Boil water advisory issued for Iqaluit
Water treatment plant shut down as cleanup of fuel contamination continues
Nunavut’s Health Department is advising Iqaluit residents to boil their tap water before consuming it, following the City of Iqaluit’s decision to shut down its water treatment plant.
The city said in a Wednesday afternoon news release that a “breach” of the plant had been identified that is believed to be the source of recurring fuel contamination over the past week.
This same breach is believed to be the cause of a “small contamination event” that occurred Wednesday morning that was detected by its real-time monitoring system, said the news release, issued by city spokesperson Geoff Byrne.
Efforts have resumed to remove traces of fuel from the plant’s water storage tanks. Engineers and other experts are also working on site to confirm how fuel worked its way back into the water supply. The city also says it has begun flushing its reservoir water to clean out contaminants.

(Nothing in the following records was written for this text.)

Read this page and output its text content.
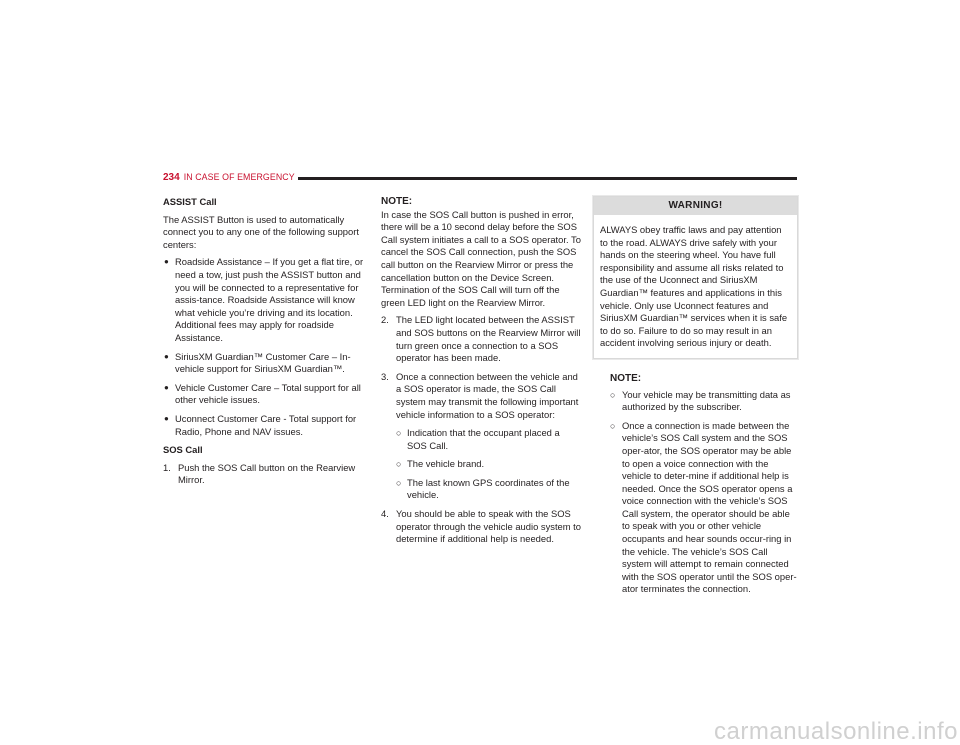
234 IN CASE OF EMERGENCY

ASSIST Call

The ASSIST Button is used to automatically connect you to any one of the following support centers:

● Roadside Assistance – If you get a flat tire, or need a tow, just push the ASSIST button and you will be connected to a representative for assis-tance. Roadside Assistance will know what vehicle you’re driving and its location. Additional fees may apply for roadside Assistance.
● SiriusXM Guardian™ Customer Care – In-vehicle support for SiriusXM Guardian™.
● Vehicle Customer Care – Total support for all other vehicle issues.
● Uconnect Customer Care - Total support for Radio, Phone and NAV issues.

SOS Call

1. Push the SOS Call button on the Rearview Mirror.

NOTE:

In case the SOS Call button is pushed in error, there will be a 10 second delay before the SOS Call system initiates a call to a SOS operator. To cancel the SOS Call connection, push the SOS call button on the Rearview Mirror or press the cancellation button on the Device Screen. Termination of the SOS Call will turn off the green LED light on the Rearview Mirror.

2. The LED light located between the ASSIST and SOS buttons on the Rearview Mirror will turn green once a connection to a SOS operator has been made.
3. Once a connection between the vehicle and a SOS operator is made, the SOS Call system may transmit the following important vehicle information to a SOS operator:
○ Indication that the occupant placed a SOS Call.
○ The vehicle brand.
○ The last known GPS coordinates of the vehicle.
4. You should be able to speak with the SOS operator through the vehicle audio system to determine if additional help is needed.
WARNING!
ALWAYS obey traffic laws and pay attention to the road. ALWAYS drive safely with your hands on the steering wheel. You have full responsibility and assume all risks related to the use of the Uconnect and SiriusXM Guardian™ features and applications in this vehicle. Only use Uconnect features and SiriusXM Guardian™ services when it is safe to do so. Failure to do so may result in an accident involving serious injury or death.

NOTE:

○ Your vehicle may be transmitting data as authorized by the subscriber.
○ Once a connection is made between the vehicle’s SOS Call system and the SOS oper-ator, the SOS operator may be able to open a voice connection with the vehicle to deter-mine if additional help is needed. Once the SOS operator opens a voice connection with the vehicle’s SOS Call system, the operator should be able to speak with you or other vehicle occupants and hear sounds occur-ring in the vehicle. The vehicle’s SOS Call system will attempt to remain connected with the SOS operator until the SOS oper-ator terminates the connection.
carmanualsonline.info
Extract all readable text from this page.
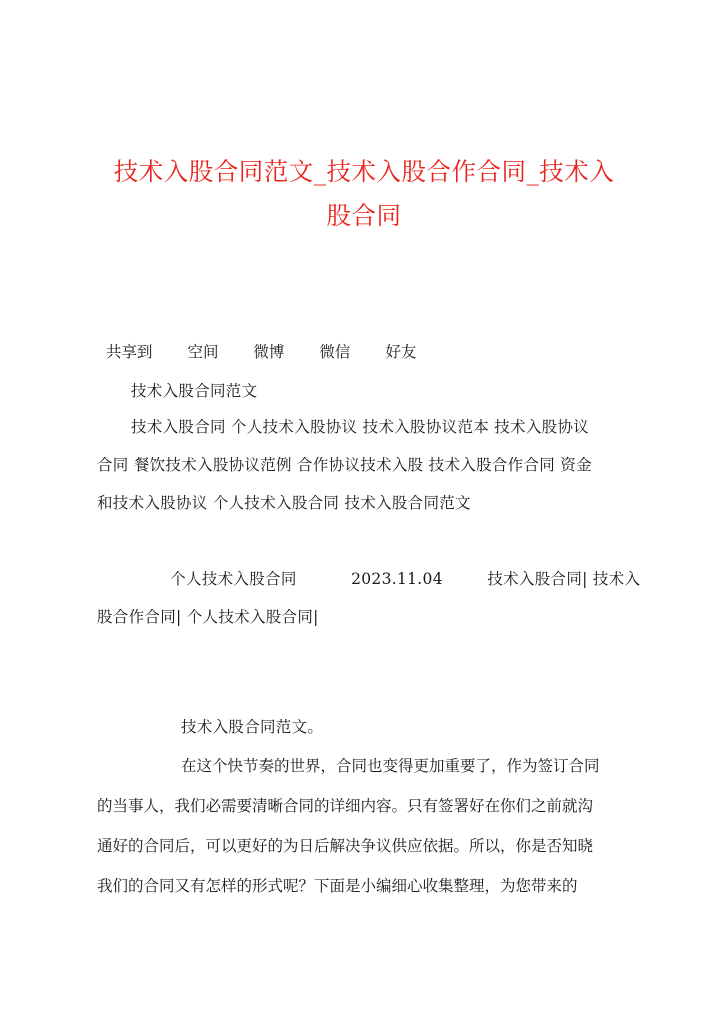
技术入股合同范文_技术入股合作合同_技术入
股合同
共享到 空间 微博 微信 好友
技术入股合同范文
技术入股合同 个人技术入股协议 技术入股协议范本 技术入股协议
合同 餐饮技术入股协议范例 合作协议技术入股 技术入股合作合同 资金
和技术入股协议 个人技术入股合同 技术入股合同范文
个人技术入股合同	2023.11.04	技术入股合同| 技术入
股合作合同| 个人技术入股合同|
技术入股合同范文。
在这个快节奏的世界，合同也变得更加重要了，作为签订合同
的当事人，我们必需要清晰合同的详细内容。只有签署好在你们之前就沟
通好的合同后，可以更好的为日后解决争议供应依据。所以，你是否知晓
我们的合同又有怎样的形式呢？下面是小编细心收集整理，为您带来的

In the meantime, water is being pumped from the Lake Geraldine reservoir through a bypass, a pipe that allows water from the resevoir to avoid contact with the concrete tanks at the treatment plant . That water is being screened and disinfected with chlorine, but because it isn’t filtered by the water treatment plant, the city says “residents may experience odours and tastes of their water that they are not used to, or notice slight discoloration or sediment in the water, similar to drinking water straight from a lake or similar body of water.”
The Health Department said in a news release to bring water to a rolling boil for at least one minute before using it to drink, prepare infant formulas, prepare juice or ice cubes, wash fruit or vegetables, cook or brush teeth.